FOM: Re: Visual Proofs: Reply to Silver and Hayes

Pat Hayes phayes at
Tue Mar 2 11:35:39 EST 1999

>>Basically, your proofs aren't purely visual, and moreover they couldnt
>>in an important sense: they require an ability to generalise over
>>of pictures which cannot itself be represented pictorially.
>I'm NOT claiming these proofs are "purely" visual, just that they have a
>visual COMPONENT that is in some sense essential for understanding the
>proof and translating it into a "rigorous" proof in a formal system.

I suspect that you and I mean different things by "proof". It sounds like
that for you, a proof is something that suffices to convince the reader
that a proposition is true. That isnt what I mean by 'proof': for me, a
proof is a *rigorous demonstration* that a proposition *must be* true,
ultimately including all the details needed to ensure the rigor.
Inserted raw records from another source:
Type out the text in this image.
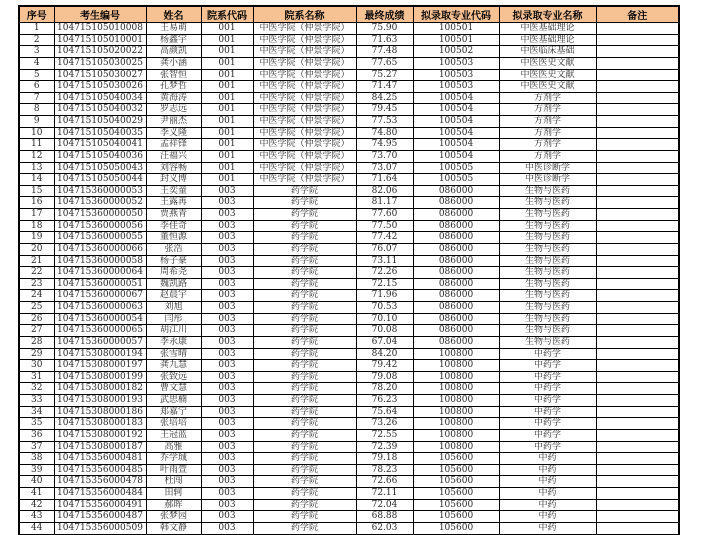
序号	考生编号	姓名	院系代码	院系名称	最终成绩	拟录取专业代码	拟录取专业名称	备注
1	104715105010008	王易萌	001	中医学院（仲景学院）	75.90	100501	中医基础理论	
2	104715105010001	杨鑫宇	001	中医学院（仲景学院）	71.63	100501	中医基础理论	
3	104715105020022	高颜凯	001	中医学院（仲景学院）	77.48	100502	中医临床基础	
4	104715105030025	龚小涵	001	中医学院（仲景学院）	77.65	100503	中医医史文献	
5	104715105030027	张智恒	001	中医学院（仲景学院）	75.27	100503	中医医史文献	
6	104715105030026	孔梦哲	001	中医学院（仲景学院）	71.47	100503	中医医史文献	
7	104715105040034	黄海涛	001	中医学院（仲景学院）	84.25	100504	方剂学	
8	104715105040032	罗志远	001	中医学院（仲景学院）	79.45	100504	方剂学	
9	104715105040029	尹丽杰	001	中医学院（仲景学院）	77.53	100504	方剂学	
10	104715105040035	李义隆	001	中医学院（仲景学院）	74.80	100504	方剂学	
11	104715105040041	孟祥锋	001	中医学院（仲景学院）	74.95	100504	方剂学	
12	104715105040036	汪福兴	001	中医学院（仲景学院）	73.70	100504	方剂学	
13	104715105050043	刘容畅	001	中医学院（仲景学院）	73.07	100505	中医诊断学	
14	104715105050044	封义博	001	中医学院（仲景学院）	71.64	100505	中医诊断学	
15	104715360000053	王奕童	003	药学院	82.06	086000	生物与医药	
16	104715360000052	王露苒	003	药学院	81.17	086000	生物与医药	
17	104715360000050	贾燕青	003	药学院	77.60	086000	生物与医药	
18	104715360000056	李佳奇	003	药学院	77.50	086000	生物与医药	
19	104715360000055	董恒源	003	药学院	77.42	086000	生物与医药	
20	104715360000066	张浩	003	药学院	76.07	086000	生物与医药	
21	104715360000058	杨子豪	003	药学院	73.11	086000	生物与医药	
22	104715360000064	周希尧	003	药学院	72.26	086000	生物与医药	
23	104715360000051	魏凯路	003	药学院	72.15	086000	生物与医药	
24	104715360000067	赵晨宇	003	药学院	71.96	086000	生物与医药	
25	104715360000063	刘旭	003	药学院	70.53	086000	生物与医药	
26	104715360000054	闫彤	003	药学院	70.10	086000	生物与医药	
27	104715360000065	胡江川	003	药学院	70.08	086000	生物与医药	
28	104715360000057	李永康	003	药学院	67.04	086000	生物与医药	
29	104715308000194	张雪晴	003	药学院	84.20	100800	中药学	
30	104715308000197	龚九慧	003	药学院	79.42	100800	中药学	
31	104715308000199	张致远	003	药学院	79.08	100800	中药学	
32	104715308000182	曹文慧	003	药学院	78.20	100800	中药学	
33	104715308000193	武思楠	003	药学院	76.23	100800	中药学	
34	104715308000186	郑嘉宁	003	药学院	75.64	100800	中药学	
35	104715308000183	张培培	003	药学院	73.26	100800	中药学	
36	104715308000192	王冠蓝	003	药学院	72.55	100800	中药学	
37	104715308000187	高雅	003	药学院	72.39	100800	中药学	
38	104715356000481	乔学珹	003	药学院	79.18	105600	中药	
39	104715356000485	叶雨萱	003	药学院	78.23	105600	中药	
40	104715356000478	杜闯	003	药学院	72.66	105600	中药	
41	104715356000484	田轲	003	药学院	72.11	105600	中药	
42	104715356000491	郝晖	003	药学院	72.04	105600	中药	
43	104715356000487	张梦园	003	药学院	68.88	105600	中药	
44	104715356000509	韩文静	003	药学院	62.03	105600	中药	
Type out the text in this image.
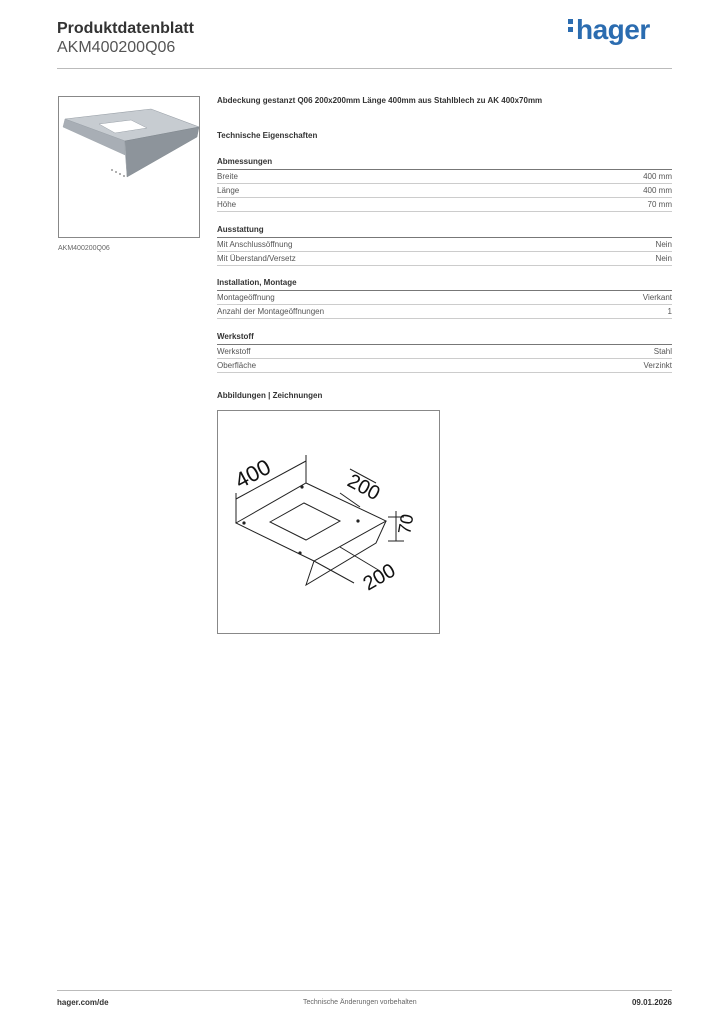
Produktdatenblatt
AKM400200Q06
hager
AKM400200Q06
Abdeckung gestanzt Q06 200x200mm Länge 400mm aus Stahlblech zu AK 400x70mm
Technische Eigenschaften
Abmessungen
Breite	400 mm
Länge	400 mm
Höhe	70 mm
Ausstattung
Mit Anschlussöffnung	Nein
Mit Überstand/Versetz	Nein
Installation, Montage
Montageöffnung	Vierkant
Anzahl der Montageöffnungen	1
Werkstoff
Werkstoff	Stahl
Oberfläche	Verzinkt
Abbildungen | Zeichnungen
400	200
70
200
hager.com/de	Technische Änderungen vorbehalten	09.01.2026
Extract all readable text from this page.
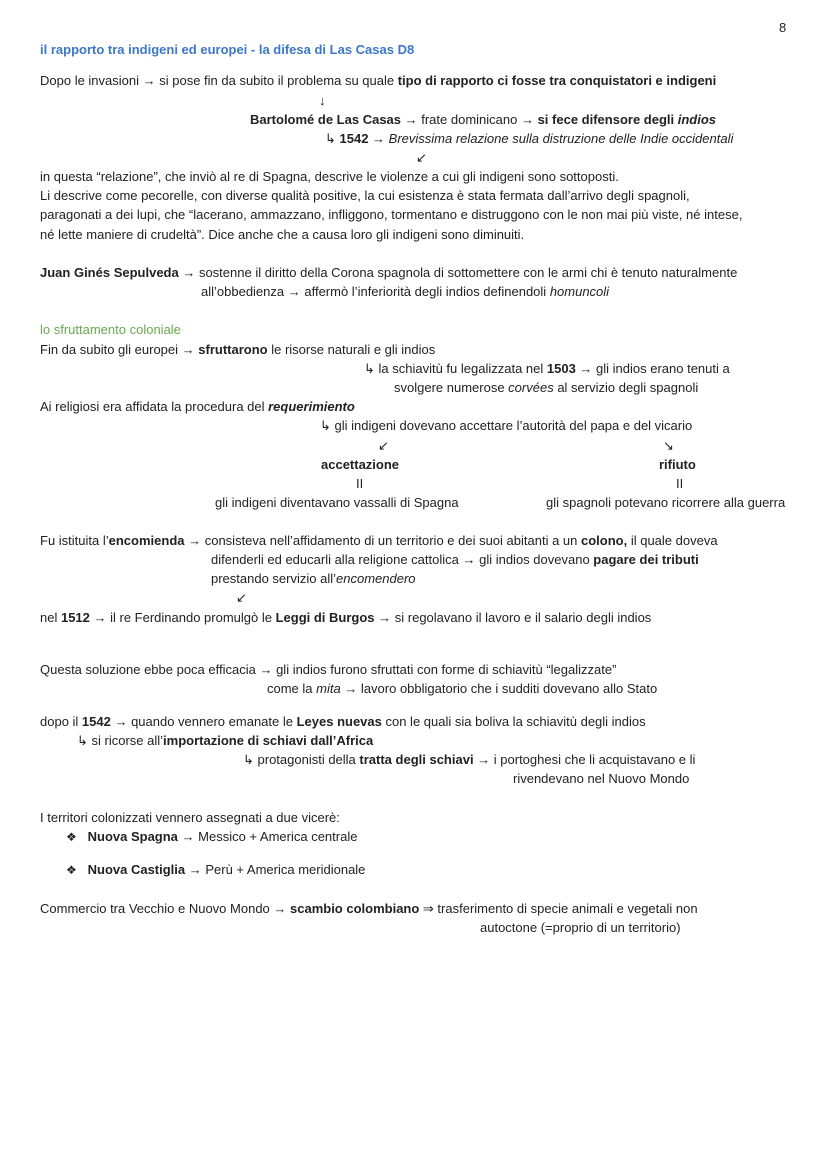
8
il rapporto tra indigeni ed europei - la difesa di Las Casas D8
Dopo le invasioni → si pose fin da subito il problema su quale tipo di rapporto ci fosse tra conquistatori e indigeni
↓
Bartolomé de Las Casas → frate dominicano → si fece difensore degli indios
↳ 1542 → Brevissima relazione sulla distruzione delle Indie occidentali
↙
in questa “relazione”, che inviò al re di Spagna, descrive le violenze a cui gli indigeni sono sottoposti.
Li descrive come pecorelle, con diverse qualità positive, la cui esistenza è stata fermata dall’arrivo degli spagnoli,
paragonati a dei lupi, che “lacerano, ammazzano, infliggono, tormentano e distruggono con le non mai più viste, né intese,
né lette maniere di crudeltà”. Dice anche che a causa loro gli indigeni sono diminuiti.
Juan Ginés Sepulveda → sostenne il diritto della Corona spagnola di sottomettere con le armi chi è tenuto naturalmente
all’obbedienza → affermò l’inferiorità degli indios definendoli homuncoli
lo sfruttamento coloniale
Fin da subito gli europei → sfruttarono le risorse naturali e gli indios
↳ la schiavitù fu legalizzata nel 1503 → gli indios erano tenuti a
svolgere numerose corvées al servizio degli spagnoli
Ai religiosi era affidata la procedura del requerimiento
↳ gli indigeni dovevano accettare l’autorità del papa e del vicario
↙	↘
accettazione	rifiuto
II	II
gli indigeni diventavano vassalli di Spagna	gli spagnoli potevano ricorrere alla guerra
Fu istituita l’encomienda → consisteva nell’affidamento di un territorio e dei suoi abitanti a un colono, il quale doveva
difenderli ed educarli alla religione cattolica → gli indios dovevano pagare dei tributi
prestando servizio all’encomendero
↙
nel 1512 → il re Ferdinando promulgò le Leggi di Burgos → si regolavano il lavoro e il salario degli indios
Questa soluzione ebbe poca efficacia → gli indios furono sfruttati con forme di schiavitù “legalizzate”
come la mita → lavoro obbligatorio che i sudditi dovevano allo Stato
dopo il 1542 → quando vennero emanate le Leyes nuevas con le quali sia boliva la schiavitù degli indios
↳ si ricorse all’importazione di schiavi dall’Africa
↳ protagonisti della tratta degli schiavi → i portoghesi che li acquistavano e li
rivendevano nel Nuovo Mondo
I territori colonizzati vennero assegnati a due vicerè:
❖ Nuova Spagna → Messico + America centrale
❖ Nuova Castiglia → Perù + America meridionale
Commercio tra Vecchio e Nuovo Mondo → scambio colombiano ⇒ trasferimento di specie animali e vegetali non
autoctone (=proprio di un territorio)
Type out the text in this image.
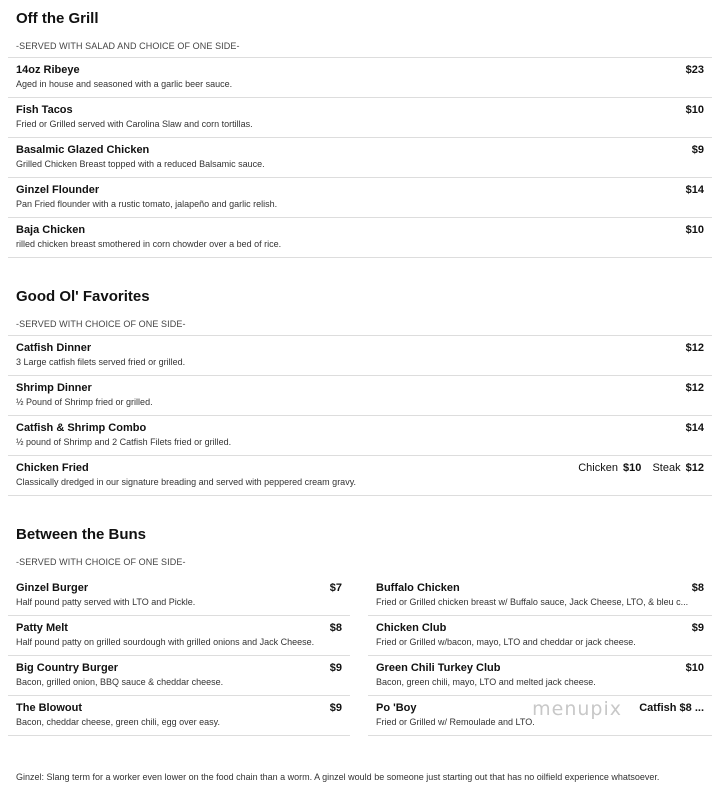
Off the Grill
-SERVED WITH SALAD AND CHOICE OF ONE SIDE-
14oz Ribeye
Aged in house and seasoned with a garlic beer sauce.
$23
Fish Tacos
Fried or Grilled served with Carolina Slaw and corn tortillas.
$10
Basalmic Glazed Chicken
Grilled Chicken Breast topped with a reduced Balsamic sauce.
$9
Ginzel Flounder
Pan Fried flounder with a rustic tomato, jalapeño and garlic relish.
$14
Baja Chicken
rilled chicken breast smothered in corn chowder over a bed of rice.
$10
Good Ol' Favorites
-SERVED WITH CHOICE OF ONE SIDE-
Catfish Dinner
3 Large catfish filets served fried or grilled.
$12
Shrimp Dinner
½ Pound of Shrimp fried or grilled.
$12
Catfish & Shrimp Combo
½ pound of Shrimp and 2 Catfish Filets fried or grilled.
$14
Chicken Fried
Classically dredged in our signature breading and served with peppered cream gravy.
Chicken $10 Steak $12
Between the Buns
-SERVED WITH CHOICE OF ONE SIDE-
Ginzel Burger
Half pound patty served with LTO and Pickle.
$7
Patty Melt
Half pound patty on grilled sourdough with grilled onions and Jack Cheese.
$8
Big Country Burger
Bacon, grilled onion, BBQ sauce & cheddar cheese.
$9
The Blowout
Bacon, cheddar cheese, green chili, egg over easy.
$9
Buffalo Chicken
Fried or Grilled chicken breast w/ Buffalo sauce, Jack Cheese, LTO, & bleu c...
$8
Chicken Club
Fried or Grilled w/bacon, mayo, LTO and cheddar or jack cheese.
$9
Green Chili Turkey Club
Bacon, green chili, mayo, LTO and melted jack cheese.
$10
Po 'Boy
Fried or Grilled w/ Remoulade and LTO.
Catfish $8 ...
menupix
Ginzel: Slang term for a worker even lower on the food chain than a worm. A ginzel would be someone just starting out that has no oilfield experience whatsoever.
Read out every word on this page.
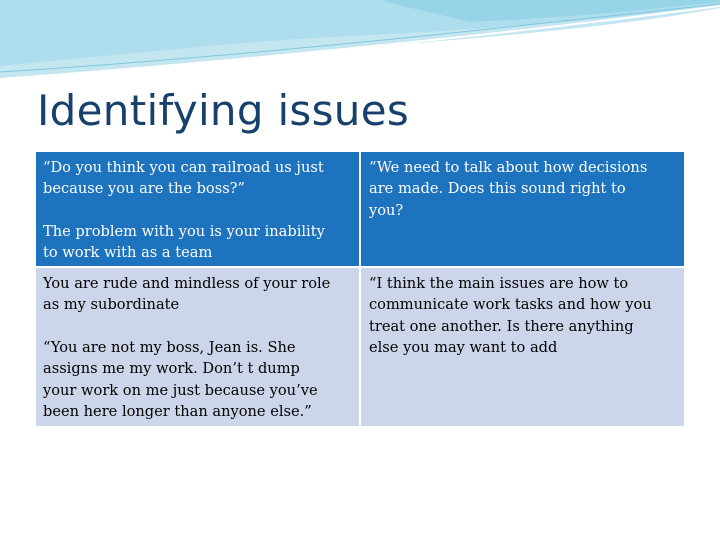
Identifying issues

“Do you think you can railroad us just
because you are the boss?”

The problem with you is your inability
to work with as a team

“We need to talk about how decisions
are made. Does this sound right to
you?

You are rude and mindless of your role
as my subordinate

“You are not my boss, Jean is. She
assigns me my work. Don’t t dump
your work on me just because you’ve
been here longer than anyone else.”

“I think the main issues are how to
communicate work tasks and how you
treat one another. Is there anything
else you may want to add
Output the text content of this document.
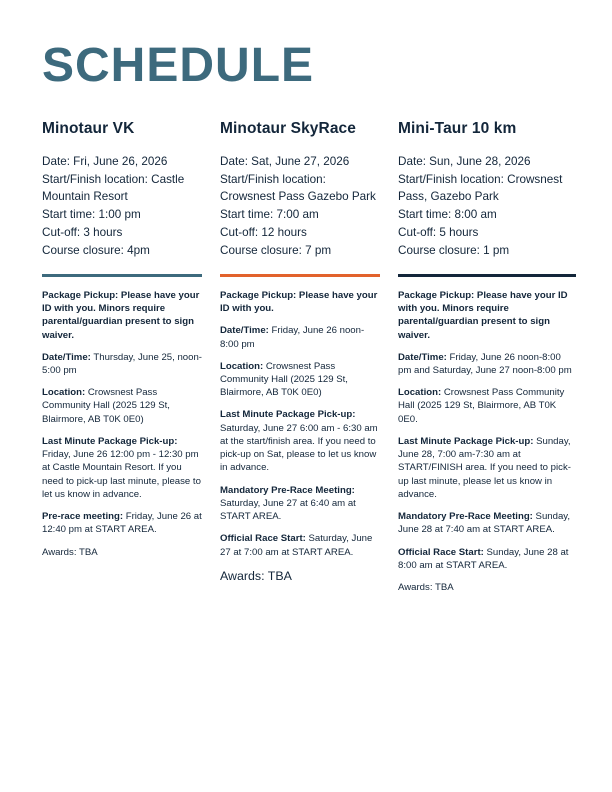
SCHEDULE
Minotaur VK
Date: Fri, June 26, 2026
Start/Finish location: Castle Mountain Resort
Start time: 1:00 pm
Cut-off: 3 hours
Course closure: 4pm

Package Pickup: Please have your ID with you. Minors require parental/guardian present to sign waiver.

Date/Time: Thursday, June 25, noon- 5:00 pm

Location: Crowsnest Pass Community Hall (2025 129 St, Blairmore, AB T0K 0E0)

Last Minute Package Pick-up: Friday, June 26 12:00 pm - 12:30 pm at Castle Mountain Resort. If you need to pick-up last minute, please to let us know in advance.

Pre-race meeting: Friday, June 26 at 12:40 pm at START AREA.

Awards: TBA

Minotaur SkyRace
Date: Sat, June 27, 2026
Start/Finish location: Crowsnest Pass Gazebo Park
Start time: 7:00 am
Cut-off: 12 hours
Course closure: 7 pm

Package Pickup: Please have your ID with you.

Date/Time: Friday, June 26 noon-8:00 pm

Location: Crowsnest Pass Community Hall (2025 129 St, Blairmore, AB T0K 0E0)

Last Minute Package Pick-up: Saturday, June 27 6:00 am - 6:30 am at the start/finish area. If you need to pick-up on Sat, please to let us know in advance.

Mandatory Pre-Race Meeting: Saturday, June 27 at 6:40 am at START AREA.

Official Race Start: Saturday, June 27 at 7:00 am at START AREA.

Awards: TBA

Mini-Taur 10 km
Date: Sun, June 28, 2026
Start/Finish location: Crowsnest Pass, Gazebo Park
Start time: 8:00 am
Cut-off: 5 hours
Course closure: 1 pm

Package Pickup: Please have your ID with you. Minors require parental/guardian present to sign waiver.

Date/Time: Friday, June 26 noon-8:00 pm and Saturday, June 27 noon-8:00 pm

Location: Crowsnest Pass Community Hall (2025 129 St, Blairmore, AB T0K 0E0.

Last Minute Package Pick-up: Sunday, June 28, 7:00 am-7:30 am at START/FINISH area. If you need to pick-up last minute, please let us know in advance.

Mandatory Pre-Race Meeting: Sunday, June 28 at 7:40 am at START AREA.

Official Race Start: Sunday, June 28 at 8:00 am at START AREA.

Awards: TBA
Thus, your
notion of proof is ultimately a psychological notion, whereas for me it
most emphatically cannot rely on psychology.

Issues of pedagogy and ease of comprehension are quite irrelevant to the
nature of proofs, in my sense (though they may well be important matters,
of course.) It is entirely possible that a proof might exist which cannot
be understood by a human being, perhaps because it is too long or too
intricate. Several recent famous proofs almost qualify here, notably the
Fermat conjecture and the 4-color theorem.

Heres an observation to justify my position. To a sufficiently
sophisticated reader, some theorems might just be *obvious* on inspection.
On your view, then, it seems, these wouldnt need any other proof: is that

>>Similar objections apply throught the rest of your proof. You constantly
>>suggest 'pictorial' demonstrations which are intended to establish
>>univerally quantified truths about all rectangles, all triangles, and so
>>forth; but you claim to demonstrate these by displaying single pictures.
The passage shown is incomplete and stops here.